I felt good from the first step so I went with it again..
8 miles in 46:24. Avg HR 159/ Avg pace 5:48. Then:
1.5 miles easy jogging to the track with 1 Cytomax gel + ~8oz Gatorade. Then:
3 X 1 mile in 5:17/ 5:20/ 5:18.. Max HR on each was 174. (my approx. LT HR is 178)
Each were on 400 jogging with HR no lower than 140.
2 miles cool-down with 5 X 20" near max effort strides. These were tough as my hips had tightened and the exaggerated extension of my legs was noticeable. This also is partly why the strides are beneficial at the end of a longer session.
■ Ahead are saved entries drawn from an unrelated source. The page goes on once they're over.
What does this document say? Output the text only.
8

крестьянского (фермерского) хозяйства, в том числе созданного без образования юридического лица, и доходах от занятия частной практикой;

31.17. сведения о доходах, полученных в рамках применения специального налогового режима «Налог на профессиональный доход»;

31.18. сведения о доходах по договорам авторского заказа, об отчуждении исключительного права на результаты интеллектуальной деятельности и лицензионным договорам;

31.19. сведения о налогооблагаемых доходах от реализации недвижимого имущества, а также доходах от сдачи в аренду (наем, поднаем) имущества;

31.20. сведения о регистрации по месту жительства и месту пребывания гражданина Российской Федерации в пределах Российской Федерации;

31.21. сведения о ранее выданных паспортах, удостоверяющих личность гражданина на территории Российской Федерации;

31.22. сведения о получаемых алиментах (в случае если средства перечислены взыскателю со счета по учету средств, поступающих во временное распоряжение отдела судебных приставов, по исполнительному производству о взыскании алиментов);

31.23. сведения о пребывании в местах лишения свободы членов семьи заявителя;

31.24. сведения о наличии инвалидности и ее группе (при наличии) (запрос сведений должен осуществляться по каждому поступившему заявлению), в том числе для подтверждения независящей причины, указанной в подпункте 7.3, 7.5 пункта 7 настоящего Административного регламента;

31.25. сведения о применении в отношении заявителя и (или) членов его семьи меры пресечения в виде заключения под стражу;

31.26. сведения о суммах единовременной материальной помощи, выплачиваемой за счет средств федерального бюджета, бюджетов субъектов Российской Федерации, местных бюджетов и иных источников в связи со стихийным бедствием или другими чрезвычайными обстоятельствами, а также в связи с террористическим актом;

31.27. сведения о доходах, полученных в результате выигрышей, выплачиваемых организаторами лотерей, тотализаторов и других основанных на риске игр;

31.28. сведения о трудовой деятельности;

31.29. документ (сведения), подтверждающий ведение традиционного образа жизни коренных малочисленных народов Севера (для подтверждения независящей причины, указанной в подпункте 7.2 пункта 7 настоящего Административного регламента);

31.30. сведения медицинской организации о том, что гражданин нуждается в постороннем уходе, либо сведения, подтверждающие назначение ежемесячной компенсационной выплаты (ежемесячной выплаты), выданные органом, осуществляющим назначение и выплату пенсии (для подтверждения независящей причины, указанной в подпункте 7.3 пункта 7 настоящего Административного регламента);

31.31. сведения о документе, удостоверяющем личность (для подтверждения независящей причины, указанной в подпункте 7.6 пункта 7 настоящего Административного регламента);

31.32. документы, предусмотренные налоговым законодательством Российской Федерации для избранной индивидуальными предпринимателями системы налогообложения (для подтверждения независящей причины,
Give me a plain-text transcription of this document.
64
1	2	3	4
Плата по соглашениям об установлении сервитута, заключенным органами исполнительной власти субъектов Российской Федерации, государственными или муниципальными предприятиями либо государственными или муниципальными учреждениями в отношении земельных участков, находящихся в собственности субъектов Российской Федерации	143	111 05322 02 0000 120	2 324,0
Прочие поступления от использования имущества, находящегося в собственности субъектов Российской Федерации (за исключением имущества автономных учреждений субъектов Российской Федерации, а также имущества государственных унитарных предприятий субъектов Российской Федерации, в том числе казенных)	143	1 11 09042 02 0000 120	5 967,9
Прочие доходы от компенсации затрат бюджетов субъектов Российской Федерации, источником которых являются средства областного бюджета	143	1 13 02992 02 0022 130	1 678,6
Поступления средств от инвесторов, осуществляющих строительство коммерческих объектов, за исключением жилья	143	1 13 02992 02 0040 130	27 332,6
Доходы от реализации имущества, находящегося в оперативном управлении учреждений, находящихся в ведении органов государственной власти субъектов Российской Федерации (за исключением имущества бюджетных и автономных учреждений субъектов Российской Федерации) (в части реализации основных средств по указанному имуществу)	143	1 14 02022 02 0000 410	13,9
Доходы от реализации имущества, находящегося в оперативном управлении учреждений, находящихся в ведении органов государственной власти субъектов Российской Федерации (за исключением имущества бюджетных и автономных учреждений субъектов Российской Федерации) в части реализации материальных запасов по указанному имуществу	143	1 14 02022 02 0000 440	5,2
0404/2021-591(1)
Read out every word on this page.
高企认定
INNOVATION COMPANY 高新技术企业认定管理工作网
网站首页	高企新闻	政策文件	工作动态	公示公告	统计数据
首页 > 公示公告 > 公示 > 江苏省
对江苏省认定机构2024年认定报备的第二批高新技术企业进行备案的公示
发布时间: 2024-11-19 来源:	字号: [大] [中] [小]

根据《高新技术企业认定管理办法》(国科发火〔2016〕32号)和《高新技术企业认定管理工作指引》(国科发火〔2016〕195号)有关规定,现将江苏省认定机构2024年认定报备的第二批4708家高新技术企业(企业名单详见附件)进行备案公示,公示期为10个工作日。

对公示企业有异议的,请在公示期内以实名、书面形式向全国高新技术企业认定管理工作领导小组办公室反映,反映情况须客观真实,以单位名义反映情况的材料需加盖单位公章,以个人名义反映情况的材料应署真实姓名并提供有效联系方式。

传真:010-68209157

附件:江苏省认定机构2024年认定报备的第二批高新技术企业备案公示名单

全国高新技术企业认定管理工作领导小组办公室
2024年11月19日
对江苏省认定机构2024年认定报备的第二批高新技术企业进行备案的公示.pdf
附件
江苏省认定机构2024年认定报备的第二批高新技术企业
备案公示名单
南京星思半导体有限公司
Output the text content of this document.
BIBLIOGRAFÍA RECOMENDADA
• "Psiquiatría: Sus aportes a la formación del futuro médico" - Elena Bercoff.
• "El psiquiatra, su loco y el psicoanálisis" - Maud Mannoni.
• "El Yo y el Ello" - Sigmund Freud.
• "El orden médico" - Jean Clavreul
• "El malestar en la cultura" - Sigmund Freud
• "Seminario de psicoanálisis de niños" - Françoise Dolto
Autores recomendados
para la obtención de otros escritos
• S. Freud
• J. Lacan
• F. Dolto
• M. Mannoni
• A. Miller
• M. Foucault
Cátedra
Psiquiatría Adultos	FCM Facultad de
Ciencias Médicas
As I understand it, I gain more of a neurological benefit by performing these on tired legs as the strides "reset" the muscle patterns for quick running. Maybe I'm way off here?
Another great day!
2 comments:
5:40 pace for 8miles wow that's flying!. I have to convert it to the metric system ~3:30/km. Crazy fast.
Have you seen the chasing Kimbia videos. Good for some inspiration http://chasingkimbia.blip.tv/
Lucho, I noticed that every now and then, like last week, you opted to do two shorter
marathon specific runs versus one long one e.g., 24+(though you also did a long easier run). I'm
guessing breaking the run up into two decreases risks of injury,
while, if completed in the same day (within a several hours?) mimics
the physiological, musculoskeletal, cardiovascular adaptations of
running long at marathon specific pace. But you have also done those specific runs while running long. Would you mind discussing the costs/benefits re the two and describe your thought process when opting for one versus the other from week to week. Thanks.